その14

 老翁の懇願を、社長は快く引き受けた。元々今回の土地開発にはそれ程乗り気で無かったし、地元の長老から涙を流してまでお願いされれば、断る理由は無かった。地場の一家も、この辺りに住む神様の住処とあらば、手の出しようがなかった。

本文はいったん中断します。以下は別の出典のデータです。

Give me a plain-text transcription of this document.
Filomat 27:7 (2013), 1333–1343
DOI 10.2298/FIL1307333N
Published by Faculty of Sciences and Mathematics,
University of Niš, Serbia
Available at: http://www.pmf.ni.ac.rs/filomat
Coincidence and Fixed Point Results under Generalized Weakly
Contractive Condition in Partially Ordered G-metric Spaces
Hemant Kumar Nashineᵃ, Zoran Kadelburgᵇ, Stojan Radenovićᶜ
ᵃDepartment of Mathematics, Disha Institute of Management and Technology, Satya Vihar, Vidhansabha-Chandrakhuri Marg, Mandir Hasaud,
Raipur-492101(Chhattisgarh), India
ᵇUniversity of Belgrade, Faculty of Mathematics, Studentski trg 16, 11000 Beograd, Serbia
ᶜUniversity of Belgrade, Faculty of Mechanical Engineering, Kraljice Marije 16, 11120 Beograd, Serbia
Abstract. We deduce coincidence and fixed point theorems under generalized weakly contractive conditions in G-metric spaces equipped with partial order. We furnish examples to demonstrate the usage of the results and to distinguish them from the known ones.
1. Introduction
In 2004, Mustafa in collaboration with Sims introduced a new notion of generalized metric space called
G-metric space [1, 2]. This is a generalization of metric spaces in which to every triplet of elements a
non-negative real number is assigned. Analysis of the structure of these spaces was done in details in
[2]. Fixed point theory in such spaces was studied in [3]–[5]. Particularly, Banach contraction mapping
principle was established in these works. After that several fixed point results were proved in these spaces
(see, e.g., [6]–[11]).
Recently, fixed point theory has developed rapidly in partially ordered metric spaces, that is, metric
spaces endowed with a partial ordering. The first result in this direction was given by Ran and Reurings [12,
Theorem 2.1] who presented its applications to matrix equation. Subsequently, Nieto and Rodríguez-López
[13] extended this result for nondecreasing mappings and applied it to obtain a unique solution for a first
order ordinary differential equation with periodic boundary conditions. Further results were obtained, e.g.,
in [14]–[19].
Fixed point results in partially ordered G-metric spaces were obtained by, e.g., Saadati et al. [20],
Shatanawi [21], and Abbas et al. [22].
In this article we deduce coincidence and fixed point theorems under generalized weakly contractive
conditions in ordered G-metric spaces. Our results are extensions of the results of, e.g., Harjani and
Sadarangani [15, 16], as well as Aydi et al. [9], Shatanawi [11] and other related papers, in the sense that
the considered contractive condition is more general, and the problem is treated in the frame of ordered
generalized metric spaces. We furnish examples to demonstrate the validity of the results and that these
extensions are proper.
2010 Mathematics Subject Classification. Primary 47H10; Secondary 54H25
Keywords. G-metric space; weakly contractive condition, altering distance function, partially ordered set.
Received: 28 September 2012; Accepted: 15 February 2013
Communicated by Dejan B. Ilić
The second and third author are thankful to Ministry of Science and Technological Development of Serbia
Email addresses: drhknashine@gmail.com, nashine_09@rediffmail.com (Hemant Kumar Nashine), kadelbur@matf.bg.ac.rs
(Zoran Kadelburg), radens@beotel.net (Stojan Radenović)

 そんな訳で、あの横穴は今日も変わらずぽっかりと口を開けているのだった。
 男は、今日も横穴の周りの草刈りをしている。神様が住む横穴と言っても、相変わらず人はほとんど来ない。そしてそんな事実は、忙しく働く人々にとってはさしたる意味を持たなかった。
「おう、ひさしぶりじゃの小僧」
 無心で草を刈っている男の背に、野太い声が飛ぶ。
 男は立ち上がり、声の方向へ振り向く。
「お久しぶりです」
 男の目の前には、白髪で白い髭の老人が立っていた。
「お前のおかげで、住処を追い出されずに済んだわ。礼を言うぞ」
 男は苦笑しながら答える。
「私は何も……。地元の人に話をしただけですよ」
「ほほう。一丁前に謙遜しおって。あの時のアホウが、ちっとはマシになったか」
 そう言って、ガハハと笑う。
「ははは。どうでしょうね。それでも、根っ子の部分は大して変わってませんよ」
 男もまた笑いながら、イタズラっぽく話し掛ける。
「草むしりをしてたら喉が渇いてしまいましてね。図々しくも、お茶を一杯頂けないでしょうか」
 男の言葉に、老人はいよいよ大笑いした。
「フハハッハ! よかろう! この度の礼じゃ! 何杯でも飲んでいけ小僧!」
 男と老人は並んで横穴に入り込む。先を進む老人の背に向けて、男は呟いた。
「あなたに小僧と言われては、返す言葉もありませんよ」
 男の呟きに、老人の肩が楽しそうに揺れる。
「あなたにかかれば、70のジジイでも、アホウな小僧でしょうね……」

 近年、超大型の台風が数多く発生し、上陸した。大雨と暴風は、各所で甚大な災害を発生させた。数多くの尊い命と先祖代々の土地が、土石流に呑まれて消えていった。
 そんな時代にあって、横穴の残るこの山の周辺だけは……。数多くの貴重な動植物が観察できるこの山だけは……。奇跡的に何の災害も起きず、今日も静かに息づいていた。